The asset side of the 2013 balance sheet for Leggett & Platt is below. The company reported cost of sales of $2,998.8 million in 2013 and $2,959.4 million in 2012. Use this information to answer the requirements.

LEGGETT & PLATT, INCORPORATED

Consolidated Balance Sheets

December 31

2013

2012

(in millions)

Cash and cash equivalents

$ 272.7

$ 359.1

Trade and other receivables, net of allowance of $15.2 and $19.2

467.4

446.2

Inventories

Finished goods

270.5

275.7

Work in process

59.3

55.0

Raw materials and supplies

239.4

229.4

LIFO reserve

(73.3)

(71.1)

Total inventories, net

495.9

489.0

Other current assets

45.7

44.8

Total current assets

1,281.7

1,339.1

Machinery and equipment

1,184.5

1,161.7

Buildings and other

612.2

603.2

Land

44.5

45.3

Total property, plant and equipment

1,841.2

1,810.2

Less accumulated depreciation

1,266.6

1,237.4

Net property, plant and equipment

574.6

572.8

Goodwill

926.8

991.5

Other intangibles, less accumulated amortization

203.4

206.3

Sundry

121.6

145.2

TOTAL ASSETS

$3,108.1

$3,254.9

Required:

Calculate common-sized inventories for both years and comment on any differences that you note. Given that the company is in the furniture manufacturing industry, does this ratio seem appropriate?

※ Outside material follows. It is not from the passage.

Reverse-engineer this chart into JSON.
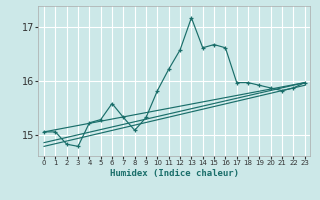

Compute inventory turnover for both years and interpret any change. At December 31, 2011, Total inventories, net were $441 million.

Leggett & Platt uses LIFO for at least some of its inventory method. What would the company have reported as inventory in 2013 and 2012 if the company had used the FIFO method? At December 31, 2011, the LIFO reserve was $(85.7) million.

Recalculate cost of goods sold (COGS) under the FIFO method.

Recompute the inventory turnover ratios for 2013 and 2012 under the FIFO method. What difference do you notice between the FIFO-based ratios and the LIFO-based ratios?